In summary, in a cohort of 692 patients who underwent adequate lymphadenectomy for ICC, the risk of having LNM was around 50%. A novel model that combines preoperative radiological and clinical data was developed to predict the risk of LNM before surgery. Through internal validation, this model exhibited high accuracy, surpassing the performance of other clinico-radiological models. The proposed model has the potential to assist clinicians in preoperative decision-making regarding the extension of lymphadenectomy during ICC resection, offering a chance to better weight risks and benefits of the procedure.
Statement of Ethics
The study protocol conformed to the ethical guidelines of the 2013 Declaration of Helsinki, the 2018 edition of the Declaration of Istanbul, and was approved by the Research Ethics Committee of the Fondazione IRCCS Istituto Nazionale Tumori di Milano (National Cancer Institute, INT 0087/23).
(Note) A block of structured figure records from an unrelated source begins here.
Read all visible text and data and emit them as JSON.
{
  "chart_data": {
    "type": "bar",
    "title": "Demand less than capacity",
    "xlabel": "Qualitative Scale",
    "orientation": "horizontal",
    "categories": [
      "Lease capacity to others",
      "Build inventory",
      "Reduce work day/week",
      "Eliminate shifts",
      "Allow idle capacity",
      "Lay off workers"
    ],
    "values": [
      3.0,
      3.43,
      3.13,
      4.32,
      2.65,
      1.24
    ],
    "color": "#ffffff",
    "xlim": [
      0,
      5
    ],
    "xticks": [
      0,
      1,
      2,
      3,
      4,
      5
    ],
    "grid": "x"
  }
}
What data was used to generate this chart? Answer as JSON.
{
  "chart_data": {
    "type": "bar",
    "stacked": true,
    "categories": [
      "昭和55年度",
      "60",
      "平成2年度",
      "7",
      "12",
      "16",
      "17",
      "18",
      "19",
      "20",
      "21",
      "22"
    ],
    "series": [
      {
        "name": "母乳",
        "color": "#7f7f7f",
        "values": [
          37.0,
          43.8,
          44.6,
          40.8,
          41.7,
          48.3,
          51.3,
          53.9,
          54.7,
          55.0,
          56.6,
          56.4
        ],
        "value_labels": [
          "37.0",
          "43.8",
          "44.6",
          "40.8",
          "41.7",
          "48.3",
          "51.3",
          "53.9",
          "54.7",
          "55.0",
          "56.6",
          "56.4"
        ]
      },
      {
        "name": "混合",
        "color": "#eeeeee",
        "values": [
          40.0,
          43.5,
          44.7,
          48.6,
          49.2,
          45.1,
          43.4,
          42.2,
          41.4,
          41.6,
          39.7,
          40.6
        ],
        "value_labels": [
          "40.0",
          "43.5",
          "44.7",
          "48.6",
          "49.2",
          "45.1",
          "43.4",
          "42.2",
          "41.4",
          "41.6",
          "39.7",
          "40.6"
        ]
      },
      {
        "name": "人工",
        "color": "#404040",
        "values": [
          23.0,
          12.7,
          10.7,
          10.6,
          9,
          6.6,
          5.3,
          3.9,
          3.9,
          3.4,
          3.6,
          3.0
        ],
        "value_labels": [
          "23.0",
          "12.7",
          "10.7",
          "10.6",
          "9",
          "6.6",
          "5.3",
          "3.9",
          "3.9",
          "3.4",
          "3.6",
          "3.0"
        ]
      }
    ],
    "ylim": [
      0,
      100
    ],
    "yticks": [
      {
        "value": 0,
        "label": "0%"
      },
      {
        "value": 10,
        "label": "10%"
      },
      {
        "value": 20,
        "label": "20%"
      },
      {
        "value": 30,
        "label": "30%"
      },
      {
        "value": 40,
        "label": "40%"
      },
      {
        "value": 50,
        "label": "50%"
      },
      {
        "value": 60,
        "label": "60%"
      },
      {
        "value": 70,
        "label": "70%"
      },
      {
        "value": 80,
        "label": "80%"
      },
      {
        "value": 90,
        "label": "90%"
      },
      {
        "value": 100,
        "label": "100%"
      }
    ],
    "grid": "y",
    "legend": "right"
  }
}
Formal consent by written signature was waived for this type of retrospective study according to the Ethical Committee of the Fondazione IRCCS Istituto Nazionale Tumori di Milano.
Conflict of Interest Statement
The authors have no conflicts of interest to declare.
Funding Sources
No funding was needed for this study.
Author Contributions
Study conception and data analysis: C.S. and A.C. Acquisition of data: F.R., L.A., F.A., S.D.S., M.S., G.M., and M.M. Interpretation of data: G.M.E., M.C., F.D.B., F.G., A.R., G.E., L.A., and G.B. Drafting manuscript: C.S., A.C., V.M., and G.B. All the authors critically reviewed and revised the draft manuscript and approved the final version for submission.
Data Availability Statement
All data generated or analyzed during this study are included in this article. Further inquiries can be directed to the corresponding author.